I have 50% duplicates on WGS on tumour samples and while I was expecting that the coverage will be reduced from 30x to 15x, it goes below 8x. So I am trying to figure out the reason that I have less coverage.
I can see that I have a warning/failure on the per tile sequence quality.
I suspect that this can affect the number of reads, can it though affect the coverage as well?
It will take a while because the analysis is exhaustive, but the provided metrics will give a thorough perspective, including percentage of optical duplicates, marked duplicates, and overlapping bases, among other things.

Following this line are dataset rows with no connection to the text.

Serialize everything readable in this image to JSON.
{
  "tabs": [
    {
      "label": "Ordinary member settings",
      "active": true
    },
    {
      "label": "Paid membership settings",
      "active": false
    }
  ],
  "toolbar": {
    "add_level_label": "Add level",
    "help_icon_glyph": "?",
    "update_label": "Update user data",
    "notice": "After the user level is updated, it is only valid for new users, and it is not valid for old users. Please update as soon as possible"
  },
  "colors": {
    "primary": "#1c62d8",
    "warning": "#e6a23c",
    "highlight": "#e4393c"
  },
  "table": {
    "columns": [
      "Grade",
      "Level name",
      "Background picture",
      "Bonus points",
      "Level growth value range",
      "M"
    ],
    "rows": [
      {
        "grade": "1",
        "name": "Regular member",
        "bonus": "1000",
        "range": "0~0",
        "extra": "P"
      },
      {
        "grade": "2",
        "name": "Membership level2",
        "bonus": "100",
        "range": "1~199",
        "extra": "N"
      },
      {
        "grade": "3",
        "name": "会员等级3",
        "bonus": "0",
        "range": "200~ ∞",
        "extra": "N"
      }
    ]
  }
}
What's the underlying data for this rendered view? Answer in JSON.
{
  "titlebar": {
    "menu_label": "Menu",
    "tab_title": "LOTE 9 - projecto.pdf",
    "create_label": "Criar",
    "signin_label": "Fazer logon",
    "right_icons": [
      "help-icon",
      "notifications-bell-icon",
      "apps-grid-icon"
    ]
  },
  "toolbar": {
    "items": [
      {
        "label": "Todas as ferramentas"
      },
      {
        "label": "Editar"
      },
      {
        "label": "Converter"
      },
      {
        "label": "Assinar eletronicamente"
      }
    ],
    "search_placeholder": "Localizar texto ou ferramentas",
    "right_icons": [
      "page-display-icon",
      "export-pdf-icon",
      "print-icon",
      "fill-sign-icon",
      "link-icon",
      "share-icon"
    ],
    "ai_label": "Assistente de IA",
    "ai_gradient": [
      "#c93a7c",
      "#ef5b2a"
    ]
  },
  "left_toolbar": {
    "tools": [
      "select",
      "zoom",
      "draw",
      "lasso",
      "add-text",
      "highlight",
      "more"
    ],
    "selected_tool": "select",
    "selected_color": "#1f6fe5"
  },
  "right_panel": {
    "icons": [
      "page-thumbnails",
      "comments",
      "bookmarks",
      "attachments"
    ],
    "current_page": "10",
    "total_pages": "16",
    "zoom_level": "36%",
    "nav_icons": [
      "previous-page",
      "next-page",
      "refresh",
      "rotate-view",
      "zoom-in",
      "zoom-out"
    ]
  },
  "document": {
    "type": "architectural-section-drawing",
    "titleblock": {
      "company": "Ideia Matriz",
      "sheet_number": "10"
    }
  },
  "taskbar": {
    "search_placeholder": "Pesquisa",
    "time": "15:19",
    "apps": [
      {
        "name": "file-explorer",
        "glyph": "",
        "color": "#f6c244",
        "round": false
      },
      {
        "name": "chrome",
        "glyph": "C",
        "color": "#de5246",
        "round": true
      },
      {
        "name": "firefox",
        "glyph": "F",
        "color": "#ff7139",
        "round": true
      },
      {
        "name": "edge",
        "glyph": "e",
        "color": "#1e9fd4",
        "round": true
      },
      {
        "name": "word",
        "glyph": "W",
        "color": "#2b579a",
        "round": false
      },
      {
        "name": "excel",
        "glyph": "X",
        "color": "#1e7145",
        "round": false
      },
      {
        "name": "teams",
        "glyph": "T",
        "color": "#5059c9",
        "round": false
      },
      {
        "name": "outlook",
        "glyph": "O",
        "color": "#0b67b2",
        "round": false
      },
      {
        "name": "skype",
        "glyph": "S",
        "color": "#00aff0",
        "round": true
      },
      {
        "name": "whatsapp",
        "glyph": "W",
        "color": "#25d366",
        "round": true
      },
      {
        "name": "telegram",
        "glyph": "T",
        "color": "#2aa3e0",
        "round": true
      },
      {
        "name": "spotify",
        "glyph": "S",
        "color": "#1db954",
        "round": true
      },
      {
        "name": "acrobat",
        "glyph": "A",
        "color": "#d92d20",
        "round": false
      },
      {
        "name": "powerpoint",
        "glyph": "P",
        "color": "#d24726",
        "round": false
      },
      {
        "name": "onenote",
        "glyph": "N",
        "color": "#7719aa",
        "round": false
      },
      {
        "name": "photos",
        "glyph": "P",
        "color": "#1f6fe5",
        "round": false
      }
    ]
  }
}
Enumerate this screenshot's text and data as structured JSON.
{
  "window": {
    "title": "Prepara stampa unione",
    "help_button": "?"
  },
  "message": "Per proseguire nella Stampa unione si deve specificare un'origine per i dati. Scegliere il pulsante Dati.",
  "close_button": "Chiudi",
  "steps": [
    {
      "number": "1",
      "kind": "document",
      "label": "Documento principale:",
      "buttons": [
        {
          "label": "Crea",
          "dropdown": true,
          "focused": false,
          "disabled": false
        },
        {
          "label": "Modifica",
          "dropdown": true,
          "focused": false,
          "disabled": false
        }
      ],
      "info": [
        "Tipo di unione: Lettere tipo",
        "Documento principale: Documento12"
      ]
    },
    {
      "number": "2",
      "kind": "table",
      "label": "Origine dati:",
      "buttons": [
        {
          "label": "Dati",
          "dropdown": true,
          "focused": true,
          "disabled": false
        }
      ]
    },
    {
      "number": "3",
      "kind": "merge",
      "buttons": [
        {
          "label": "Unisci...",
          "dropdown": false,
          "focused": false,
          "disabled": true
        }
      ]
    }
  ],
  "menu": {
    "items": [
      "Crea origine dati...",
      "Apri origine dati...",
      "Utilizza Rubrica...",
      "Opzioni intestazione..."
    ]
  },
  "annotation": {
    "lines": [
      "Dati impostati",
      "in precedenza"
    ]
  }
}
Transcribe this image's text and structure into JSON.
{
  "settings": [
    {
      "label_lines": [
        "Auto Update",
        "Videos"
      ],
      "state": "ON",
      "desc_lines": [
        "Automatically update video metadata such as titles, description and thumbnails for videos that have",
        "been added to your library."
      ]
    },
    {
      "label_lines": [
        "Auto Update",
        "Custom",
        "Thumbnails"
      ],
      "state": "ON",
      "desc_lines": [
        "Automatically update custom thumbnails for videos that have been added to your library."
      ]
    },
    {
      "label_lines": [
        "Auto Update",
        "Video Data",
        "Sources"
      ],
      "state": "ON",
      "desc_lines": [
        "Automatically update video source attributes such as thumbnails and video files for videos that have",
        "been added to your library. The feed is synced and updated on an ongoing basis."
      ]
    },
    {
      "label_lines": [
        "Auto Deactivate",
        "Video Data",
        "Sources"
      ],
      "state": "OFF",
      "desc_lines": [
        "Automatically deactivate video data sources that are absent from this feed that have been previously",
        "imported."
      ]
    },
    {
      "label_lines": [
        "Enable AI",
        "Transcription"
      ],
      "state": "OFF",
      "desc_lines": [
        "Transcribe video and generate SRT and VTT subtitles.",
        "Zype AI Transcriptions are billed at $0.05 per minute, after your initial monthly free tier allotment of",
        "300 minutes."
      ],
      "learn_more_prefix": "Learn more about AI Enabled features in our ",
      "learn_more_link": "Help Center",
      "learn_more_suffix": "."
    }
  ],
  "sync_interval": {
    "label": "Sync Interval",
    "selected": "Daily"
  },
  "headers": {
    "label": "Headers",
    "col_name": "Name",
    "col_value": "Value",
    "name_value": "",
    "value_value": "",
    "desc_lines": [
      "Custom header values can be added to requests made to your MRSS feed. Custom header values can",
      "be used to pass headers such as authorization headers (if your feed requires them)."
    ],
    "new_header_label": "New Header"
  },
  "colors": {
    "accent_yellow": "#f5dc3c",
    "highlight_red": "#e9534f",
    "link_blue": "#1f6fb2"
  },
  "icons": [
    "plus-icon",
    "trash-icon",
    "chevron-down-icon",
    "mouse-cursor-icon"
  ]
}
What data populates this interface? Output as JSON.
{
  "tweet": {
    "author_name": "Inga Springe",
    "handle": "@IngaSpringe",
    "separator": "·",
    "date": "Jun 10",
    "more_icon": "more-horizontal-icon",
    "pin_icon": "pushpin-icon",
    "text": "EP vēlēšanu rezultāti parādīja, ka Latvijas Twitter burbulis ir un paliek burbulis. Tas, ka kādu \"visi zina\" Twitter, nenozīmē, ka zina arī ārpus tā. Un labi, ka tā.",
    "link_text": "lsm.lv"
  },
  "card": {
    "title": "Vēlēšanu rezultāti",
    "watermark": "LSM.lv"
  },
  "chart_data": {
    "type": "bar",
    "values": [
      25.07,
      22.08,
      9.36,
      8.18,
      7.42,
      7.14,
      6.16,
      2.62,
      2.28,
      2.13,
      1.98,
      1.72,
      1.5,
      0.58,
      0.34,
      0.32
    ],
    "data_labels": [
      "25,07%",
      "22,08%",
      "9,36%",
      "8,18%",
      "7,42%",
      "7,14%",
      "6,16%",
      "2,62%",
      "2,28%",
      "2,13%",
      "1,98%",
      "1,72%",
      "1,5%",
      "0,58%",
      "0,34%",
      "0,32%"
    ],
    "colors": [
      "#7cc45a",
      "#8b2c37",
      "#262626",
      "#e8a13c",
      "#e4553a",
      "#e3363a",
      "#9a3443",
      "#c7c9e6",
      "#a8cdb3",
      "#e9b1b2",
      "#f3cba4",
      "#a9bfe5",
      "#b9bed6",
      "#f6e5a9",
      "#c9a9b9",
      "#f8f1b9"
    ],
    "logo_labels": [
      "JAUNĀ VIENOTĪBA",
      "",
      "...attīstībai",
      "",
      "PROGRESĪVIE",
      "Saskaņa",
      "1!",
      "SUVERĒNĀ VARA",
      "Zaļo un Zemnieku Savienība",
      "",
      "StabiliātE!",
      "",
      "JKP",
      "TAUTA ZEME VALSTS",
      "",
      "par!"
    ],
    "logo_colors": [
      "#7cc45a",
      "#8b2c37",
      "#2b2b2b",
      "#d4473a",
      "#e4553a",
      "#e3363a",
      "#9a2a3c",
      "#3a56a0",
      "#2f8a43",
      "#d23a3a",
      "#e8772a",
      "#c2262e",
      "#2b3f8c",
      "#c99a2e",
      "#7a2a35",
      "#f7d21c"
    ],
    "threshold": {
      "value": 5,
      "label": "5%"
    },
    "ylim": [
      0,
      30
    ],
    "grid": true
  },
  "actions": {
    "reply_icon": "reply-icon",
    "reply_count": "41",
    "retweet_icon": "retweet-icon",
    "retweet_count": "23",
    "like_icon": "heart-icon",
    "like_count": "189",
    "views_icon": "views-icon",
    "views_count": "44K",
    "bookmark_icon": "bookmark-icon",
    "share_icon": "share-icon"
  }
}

So I had calculated the duplicate rate according to fastqc, however this is not absolutely correct as it is an estimate of the first 100000seq. According to CollectWgsMetrics Tool and the metrics in MarkDuplicates, the duplicate rate is much higher, which fit the mean coverage, calculated with depthofcoverage GATK.
However, the mean coverage calculated by CollectWgsMetrics Tool is smaller than the one I calculated from the depthofCoverage average column. I suppose this happens because the CollectWgsMetrics Tool calculates the mean coverage in bases of the genome territory (non-N bases in the genome), after all filters are applied.
Is that right?
Also I am not sure what are the filter that are applied in the CollectWgsMetrics Tool. Does anyone know?